Le 21 décembre, quatre jours après un veto américain au Conseil de sécurité sur une résolution condamnant la reconnaissance américaine, approuvée par les 14 partenaires de Washington dans cette instance, l’Assemblée générale de l’ONU (193 pays) avait largement dénoncé lors d’un vote la décision de Donald Trump.
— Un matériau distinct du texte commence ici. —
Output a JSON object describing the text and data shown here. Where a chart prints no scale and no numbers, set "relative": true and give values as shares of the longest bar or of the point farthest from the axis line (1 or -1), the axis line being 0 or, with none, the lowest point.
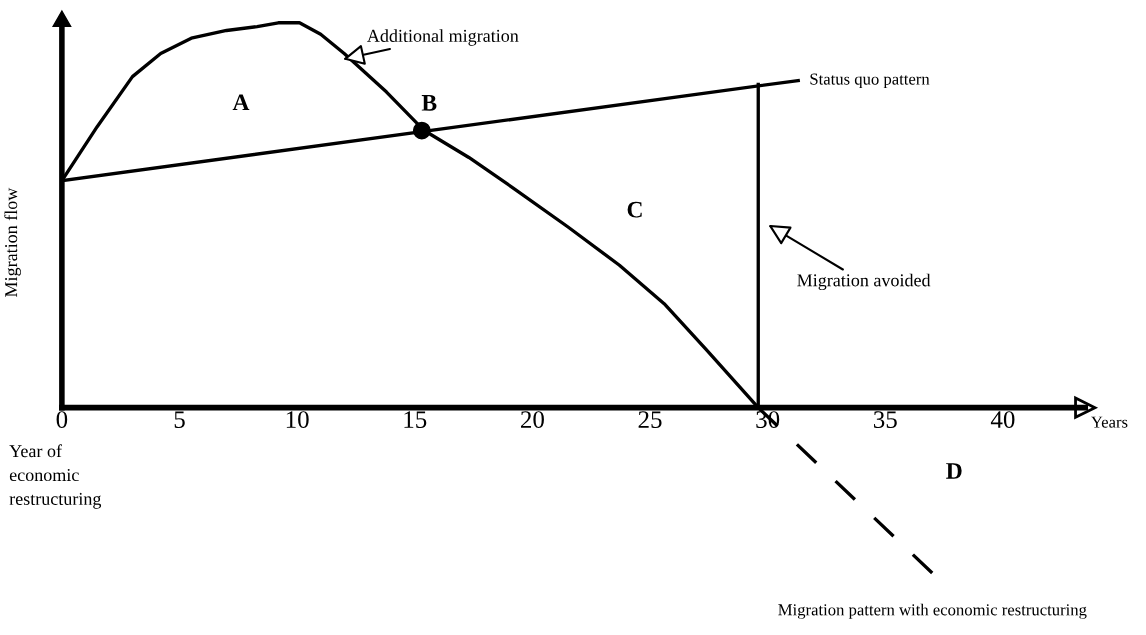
{
  "chart_data": {
    "type": "line",
    "relative": true,
    "xlabel": "Years",
    "ylabel": "Migration flow",
    "xlim": [
      0,
      43.5
    ],
    "xticks": [
      0,
      5,
      10,
      15,
      20,
      25,
      30,
      35,
      40
    ],
    "tick_labels": "x",
    "grid": false,
    "legend": false,
    "series": [
      {
        "color": "#000000",
        "x": [
          0,
          1.5,
          3.0,
          4.2,
          5.5,
          7.0,
          8.3,
          9.2,
          10.1,
          11.0,
          12.0,
          13.8,
          15.4,
          17.3,
          19.2,
          21.5,
          23.7,
          25.6,
          27.4,
          29.6
        ],
        "values": [
          0.59,
          0.73,
          0.86,
          0.92,
          0.96,
          0.98,
          0.99,
          1.0,
          1.0,
          0.97,
          0.92,
          0.82,
          0.72,
          0.65,
          0.57,
          0.47,
          0.37,
          0.27,
          0.15,
          0
        ]
      },
      {
        "name": "Migration pattern with economic restructuring",
        "color": "#000000",
        "line_style": "dashed",
        "x": [
          29.6,
          37.0
        ],
        "values": [
          0,
          -0.43
        ]
      },
      {
        "name": "Status quo pattern",
        "color": "#000000",
        "x": [
          0,
          31.3
        ],
        "values": [
          0.59,
          0.85
        ]
      },
      {
        "color": "#000000",
        "x": [
          29.6,
          29.6
        ],
        "values": [
          0,
          0.84
        ]
      },
      {
        "type": "scatter",
        "color": "#000000",
        "marker": "circle",
        "x": [
          15.3
        ],
        "values": [
          0.72
        ]
      }
    ],
    "annotations": [
      "A",
      "B",
      "C",
      "D",
      "Additional migration",
      "Migration avoided",
      "Year of\neconomic\nrestructuring"
    ]
  }
}
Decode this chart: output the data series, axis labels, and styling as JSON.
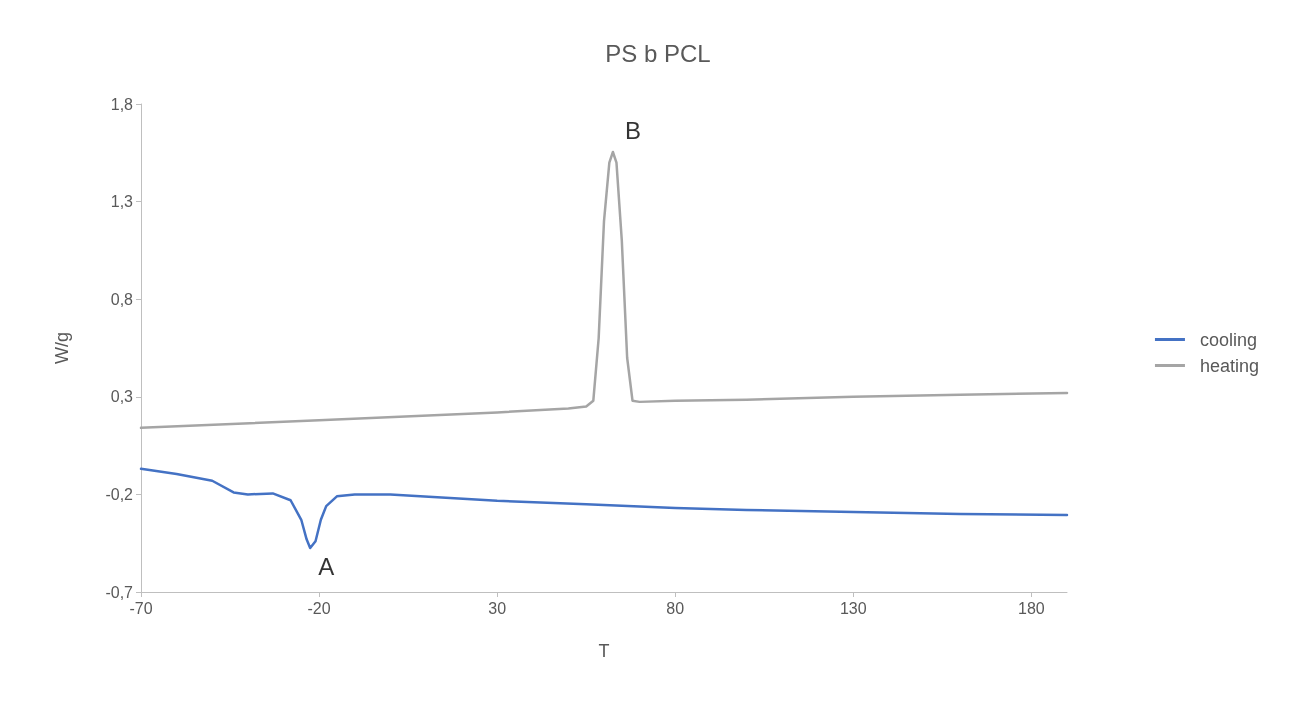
{
  "chart_data": {
    "type": "line",
    "title": "PS b PCL",
    "xlabel": "T",
    "ylabel": "W/g",
    "xlim": [
      -70,
      190
    ],
    "xticks": [
      -70,
      -20,
      30,
      80,
      130,
      180
    ],
    "ylim": [
      -0.7,
      1.8
    ],
    "yticks": [
      {
        "value": -0.7,
        "label": "-0,7"
      },
      {
        "value": -0.2,
        "label": "-0,2"
      },
      {
        "value": 0.3,
        "label": "0,3"
      },
      {
        "value": 0.8,
        "label": "0,8"
      },
      {
        "value": 1.3,
        "label": "1,3"
      },
      {
        "value": 1.8,
        "label": "1,8"
      }
    ],
    "grid": false,
    "legend": "right",
    "marker": "none",
    "line_style": "solid",
    "annotations": [
      {
        "text": "A",
        "x": -22.5,
        "y": -0.475
      },
      {
        "text": "B",
        "x": 62.5,
        "y": 1.554
      }
    ],
    "series": [
      {
        "name": "cooling",
        "color": "#4472c4",
        "x": [
          -70,
          -60,
          -50,
          -44,
          -40,
          -33,
          -28,
          -25,
          -23.5,
          -22.5,
          -21,
          -19.5,
          -18,
          -15,
          -10,
          0,
          30,
          55,
          80,
          100,
          130,
          160,
          190
        ],
        "values": [
          -0.069,
          -0.095,
          -0.13,
          -0.19,
          -0.2,
          -0.195,
          -0.23,
          -0.33,
          -0.43,
          -0.475,
          -0.44,
          -0.33,
          -0.26,
          -0.21,
          -0.2,
          -0.2,
          -0.233,
          -0.25,
          -0.27,
          -0.28,
          -0.29,
          -0.3,
          -0.305
        ]
      },
      {
        "name": "heating",
        "color": "#a5a5a5",
        "x": [
          -70,
          -20,
          30,
          50,
          55,
          57,
          58.5,
          60,
          61.5,
          62.5,
          63.5,
          65,
          66.5,
          68,
          70,
          80,
          100,
          130,
          160,
          190
        ],
        "values": [
          0.141,
          0.18,
          0.22,
          0.24,
          0.25,
          0.28,
          0.6,
          1.2,
          1.5,
          1.554,
          1.5,
          1.1,
          0.5,
          0.28,
          0.274,
          0.28,
          0.285,
          0.3,
          0.31,
          0.32
        ]
      }
    ]
  }
}
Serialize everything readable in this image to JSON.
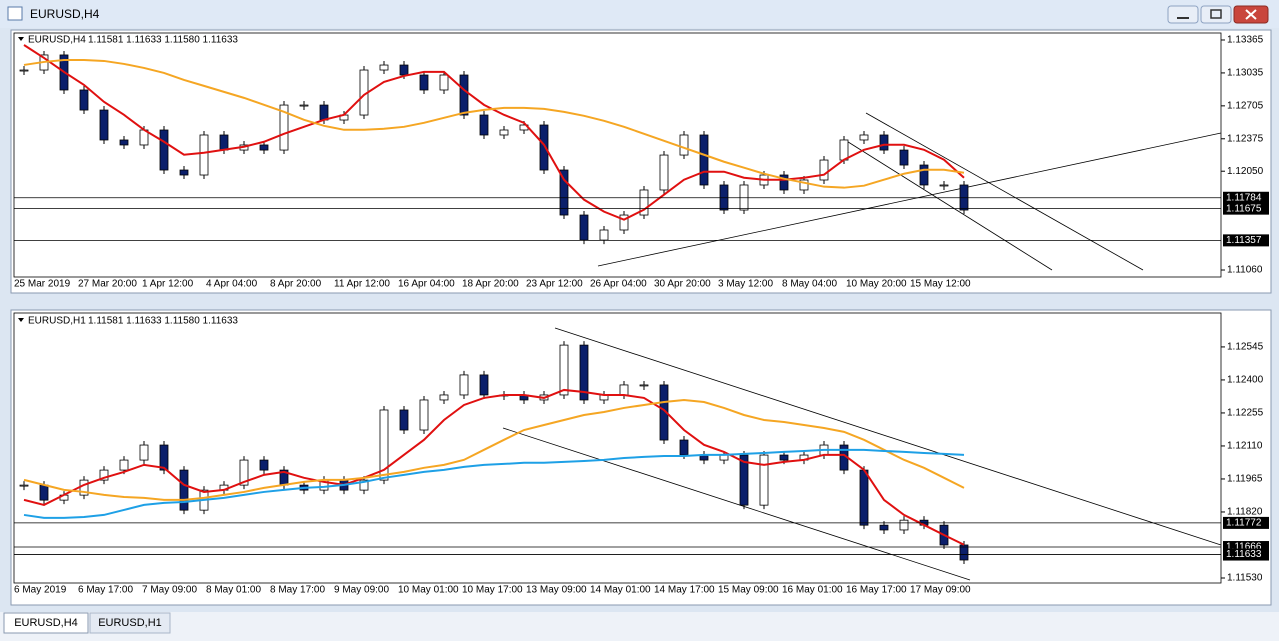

Cent vingt-huit pays, dont de nombreux alliés de Washington comme la France et le Royaume-Uni, ont voté en faveur de cette condamnation. Neuf États avaient voté contre, dont les Etats-Unis et Israël. Trente-cinq États, dont le Canada, le Mexique, la Pologne ou la Hongrie, s’étaient abstenus et vingt-et-un n’avaient pas pris part au scrutin.

L’ensemble de ces 64 États a été considéré par Washington comme soutenant la position américaine. Ces 64 pays avaient en conséquence été invités à la réception annoncée fin décembre par Nikki Haley et qui s’est tenue la semaine dernière. Il n’a pas été possible de confirmer de manière indépendante la présence de la totalité de ces 64 États car la soirée était fermée aux médias.

Avant le vote du 21 décembre, Nikki Haley avait averti qu’elle prendrait « les noms » des pays qui s’opposeraient à la décision des Etats-Unis sur Jérusalem et que Washington ne les oublierait pas. Cette semaine, Donald Trump a menacé d’arrêter le soutien financier des Etats-Unis aux Palestiniens, suscitant leur colère et indignation.